The new requirement applies to pilots who own or rent hangars, visiting pilots who are unescorted, and employees of pilots, such as mechanics or maintenance help.
“It’s an effort to control airports against insider threat, so we’re enhancing security,” said Dwayne Baird, a spokesman for the Transportation Security Administration (TSA).
Under the directive, commercial-based airports, which include San Luis Obispo and the Santa Maria Public Airport but not Paso Robles’ airport, will be required to collect and verify identifying documentation for people with unescorted access. Airports then must forward that information to the TSA, which will assess potential security threats against the consolidated federal watch list, as well as run a right-to-work immigration check. Local airports would be required to store the data.
Some pilots, however, believe the directive flies over the line and smothers civil liberties.
Kevin Page, a pilot who rents a hangar at the Santa Maria Public Airport, said pilots are a tight, self-policing community. Any strange activity, he argues, would be called out by the pilots themselves. He said public airports are there for the benefit of the public and shouldn’t be subjected to extensive security measures when there are already security measures in place.
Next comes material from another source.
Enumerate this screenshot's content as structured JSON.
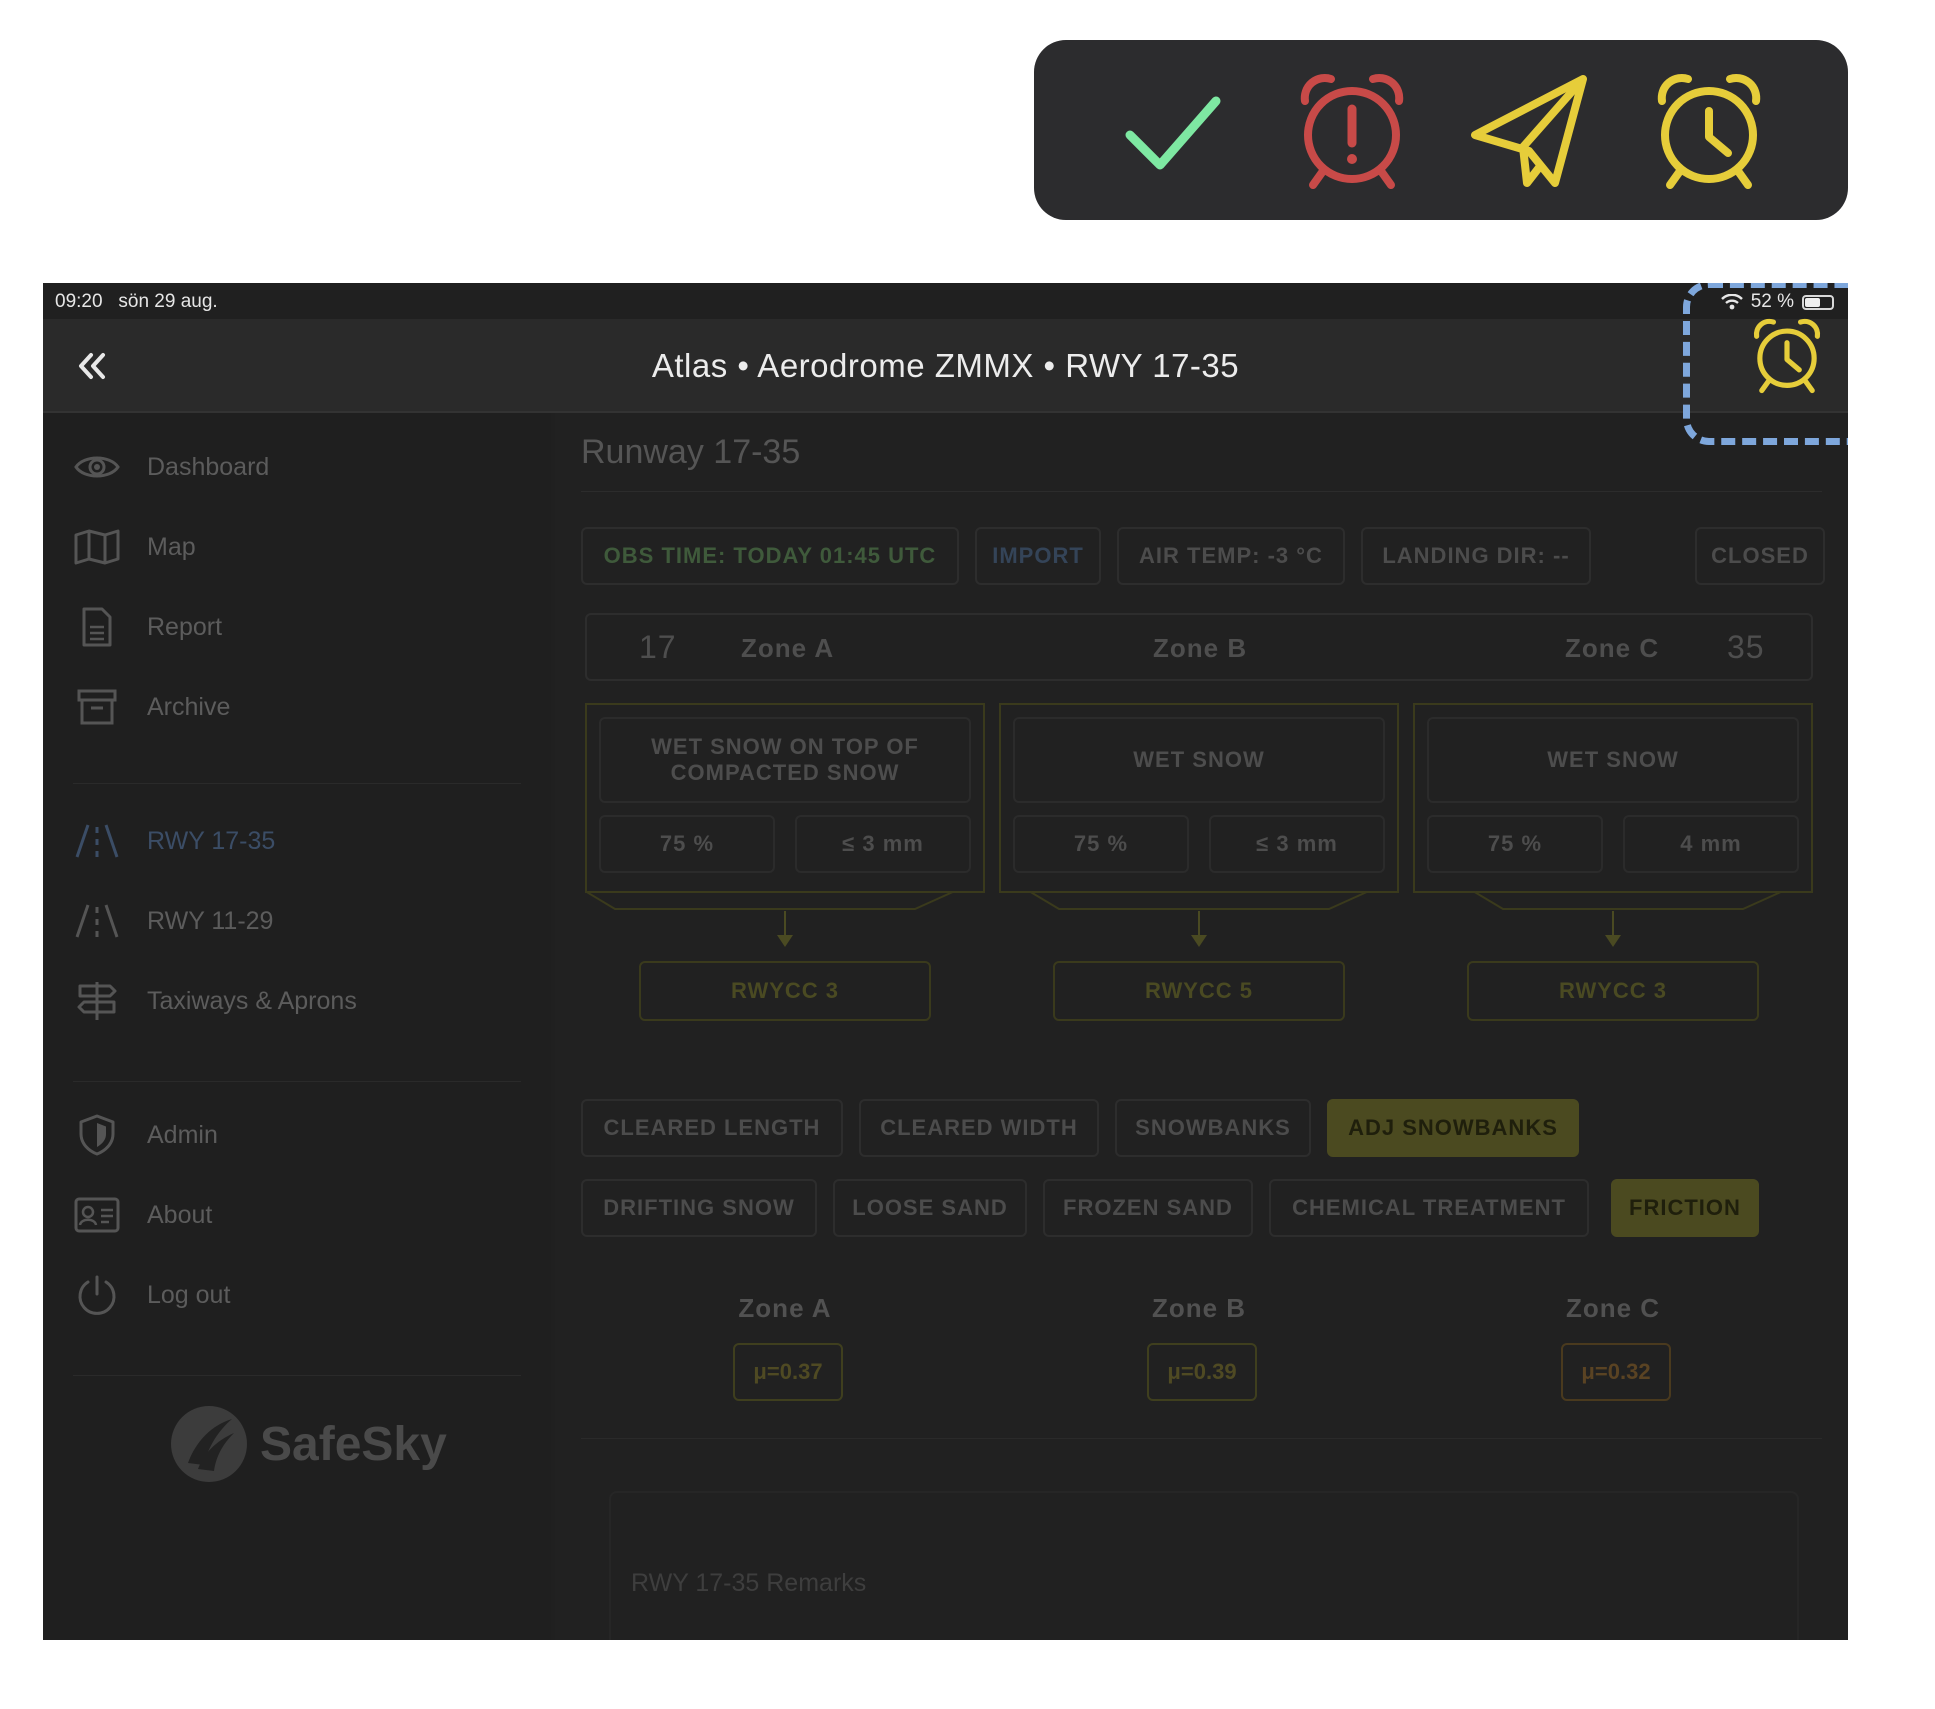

“It is a tremendous service to the community, and to lock it up and to treat pilots as if they are suspects without probable cause is severely wrong, and I believe it goes against the spirit of the Constitution, at best,” he said.
Pilot Grace McGuire said pilots have already provided much of the information requested under a new badge requirement, so carrying that redundant information around on a badge that can be lost can actually enhance a terrorist threat.
“An aviator’s identity is valuable,” McGuire said. “And we’re just going to hand over all of this information? Can you imagine if it got into the wrong hands?”
Chris Hastert, general manager of the Santa Maria Airport, said the airport is a public agency—“and we take people’s privacy seriously.”
In San Luis, officials said they’ve heard similar concerns. “We’ve had some people who’ve said, ‘This is ridiculous,’ and ‘Why are you making us do this?’” Howell said, adding that others have complained about increased fees associated with the changes.
SD-8F itself is considered sensitive and so doesn’t have to go through a process open to public scrutiny under authority granted to the TSA. When New Times asked for access to the text of the security directive, Baird replied that it is unavailable because of its security-sensitive nature.
In San Luis, about half of the people affected have already undergone new training and background checks, Howell said.
“We haven’t identified any bad guys,” he noted.